Abidin usta daha kararlıydı, bomba patlayacaksa, bunu bile bile orada olacaktı. Bağırmanın, insanlara duyurmanın hiçbir faydası yoktu. İzdihamın veya yedekte bekleyen başka bombaların devreye girmesi daha büyük zararlar verebilirdi. Sonuna kadar Serhat’ı vazgeçirmek için uğraşacaktı.
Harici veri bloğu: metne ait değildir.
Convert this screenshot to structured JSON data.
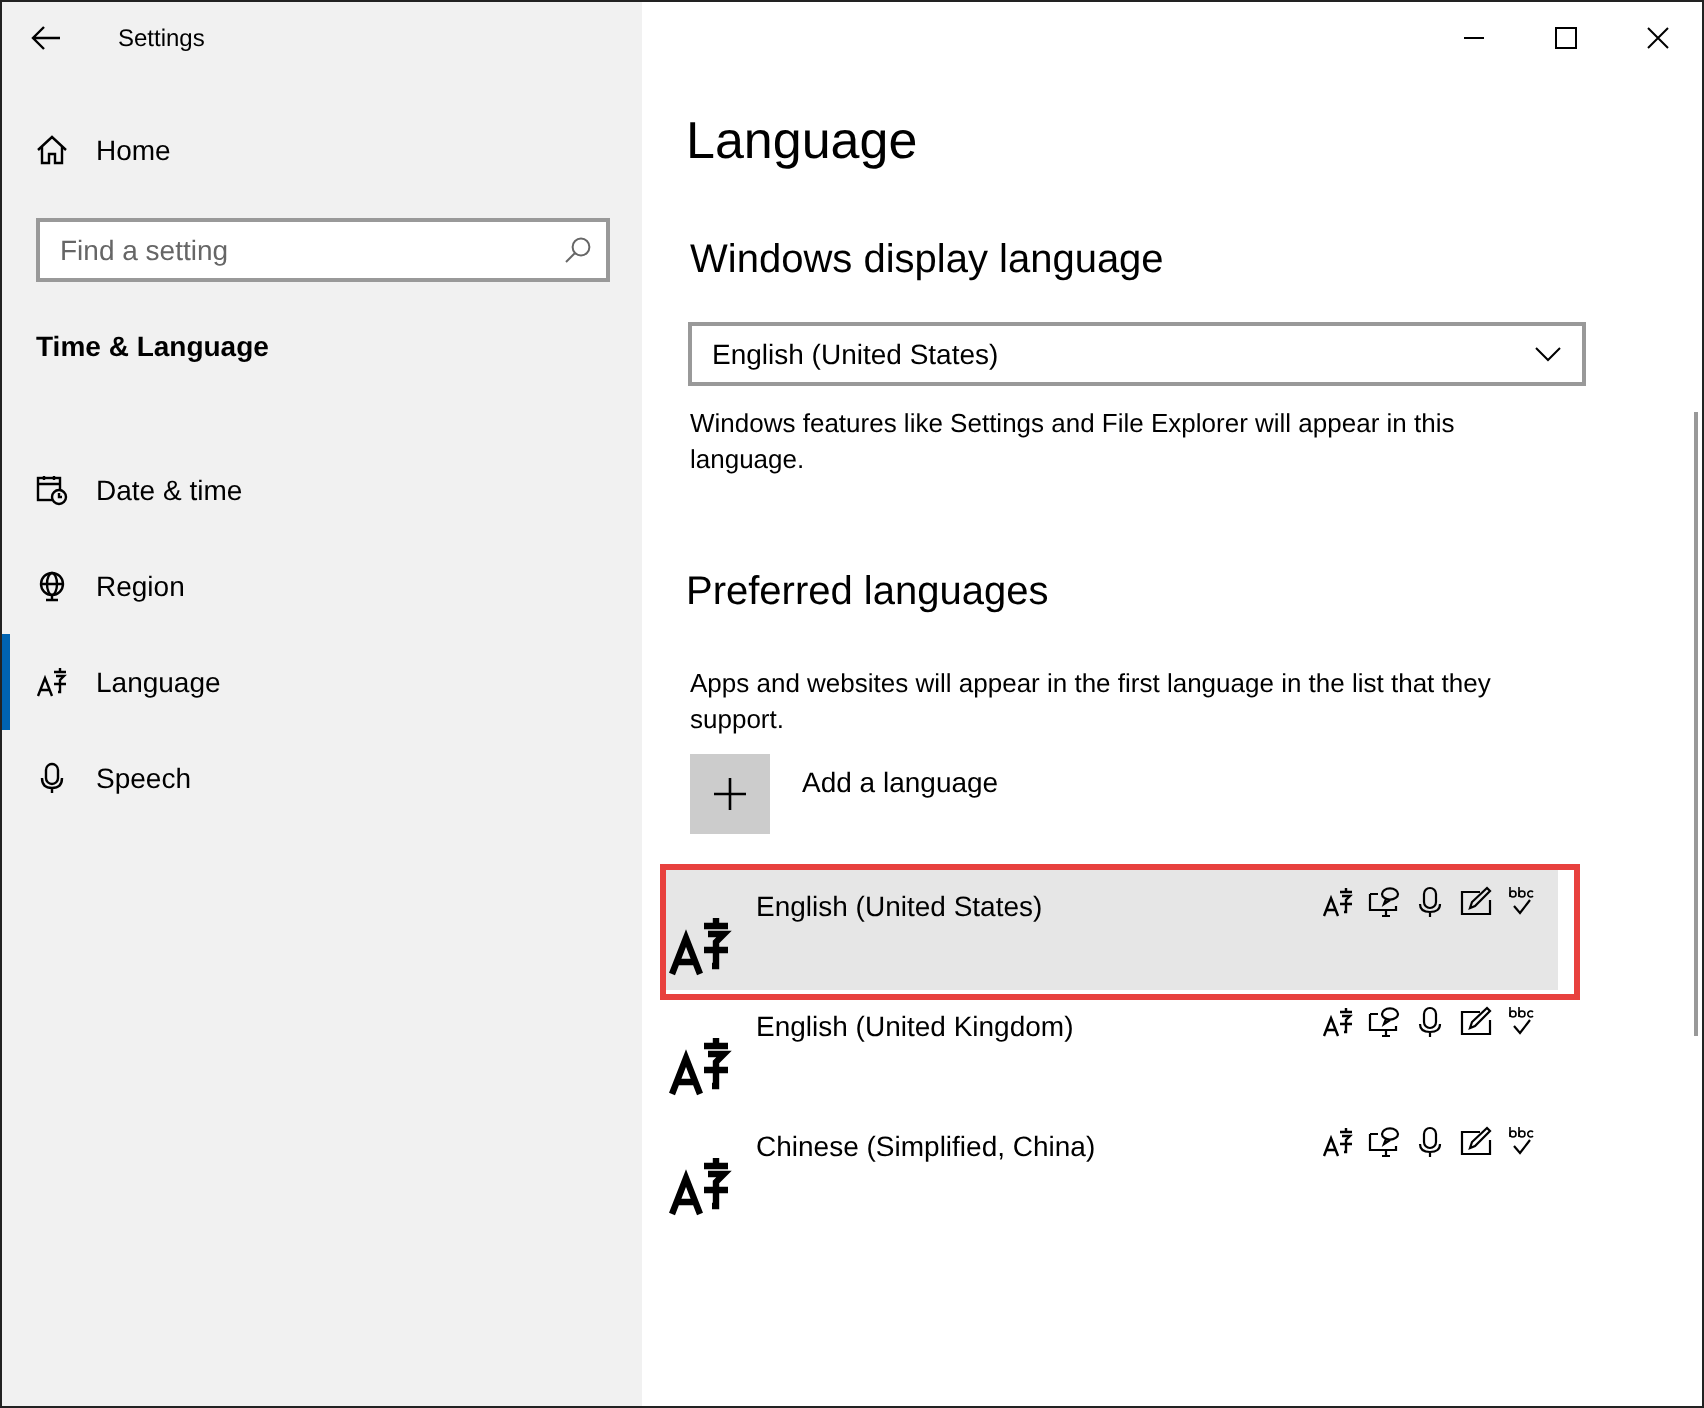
{
  "window": {
    "title": "Settings"
  },
  "sidebar": {
    "home": "Home",
    "search": {
      "placeholder": "Find a setting"
    },
    "section": "Time & Language",
    "items": [
      {
        "label": "Date & time",
        "kind": "datetime",
        "selected": false
      },
      {
        "label": "Region",
        "kind": "region",
        "selected": false
      },
      {
        "label": "Language",
        "kind": "language",
        "selected": true
      },
      {
        "label": "Speech",
        "kind": "speech",
        "selected": false
      }
    ]
  },
  "main": {
    "title": "Language",
    "display_language": {
      "heading": "Windows display language",
      "dropdown": {
        "value": "English (United States)"
      },
      "description": "Windows features like Settings and File Explorer will appear in this language."
    },
    "preferred": {
      "heading": "Preferred languages",
      "description": "Apps and websites will appear in the first language in the list that they support.",
      "add_button": "Add a language",
      "languages": [
        {
          "name": "English (United States)",
          "selected": true,
          "highlighted": true
        },
        {
          "name": "English (United Kingdom)",
          "selected": false,
          "highlighted": false
        },
        {
          "name": "Chinese (Simplified, China)",
          "selected": false,
          "highlighted": false
        }
      ]
    }
  }
}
“Hakkımı helal etmem ve benim de katilim olarak yaparsın ancak bunu Serhat” dedi o da son kez. Bir kez daha iç muhasebesini hızla yapan Serhat çaresizce harekete geçmiş ve ters istikamete doğru uzaklaşmaya çalışıyordu. Abidin Usta’da Serhat’ın peşinden gidiyordu. İnsanların yoğun bulunduğu alandan uzaklaştıklarında, Serhat dönüp geriye baktı, Abidin Usta’yı gördü. Gelme artık, gidiyorum der gibi bir el işareti yaptı. Abidin Usta yavaşladı. Yavaş da olsa bir süre daha gitti. Serhat artık gözden kayboldu. Abidin Usta yığıldı kaldı. Sırtını bir otobüs durağına verdi oturdu, gökyüzüne baktı. Gitti mi acaba gerçekten, bitti mi bu işkence diye düşündü. Hayatında ilk kez “büyüksün Allah’ım” demek istedi kendine şaşırarak. Serhat’ı düşündü. Geçmişte yaşadıklarını andı. Sonra tekrar Serhat’ı düşündü. Serhat ne oldu şimdi? Bombadan kurtulabilecek miydi? Ya bomba uzaktan kumandalıysa ve daha zamanı gelmediği için patlamadıysa? Ya bomba Serhat’ı öldürecekse? Serhat bombadan kurtulsa bile örgütten nasıl kurtulacak? Serhat’a nasıl bir ceza verirler? Acaba ona ulaşabilir miyim? Ailesine gitsem, işyerinde çalışan çocuk Gürkan’la iyi arkadaş olmuşlardı, onu mu bulsam? Gittiği tarikat bu örgütü sevmeyebilir, onlara mı gitsem yoksa? Bütün bu sorularla boğuşan Abidin Usta biraz uzaklardan gelen bir patlama sesiyle irkildi.
Abidin Usta’nın duyduğu ilk haber şöyleydi: “Barış mitinginin yapıldığı alana bir kilometre uzaklıkta bulunan eski su depolarının bulunduğu boş arazide, mitingde patlatılacağı tahmin edilen bir bomba, taşıyıcısıyla beraber patladı. Patlamada sadece bombayı taşıyan ve adı henüz belirlenemeyen şahıs hayatını kaybetti…”
Abidin Usta çökmüş, Serhat ölmüştü.
Onca yıl sonra ilk kez bir mitinge katılmış, mitingin bombacısıyla tanıdık çıkmıştı. Bir kez daha bozmuştu Abidin, kurulmuş bir düzeni. Garip adamdı şu Abidin.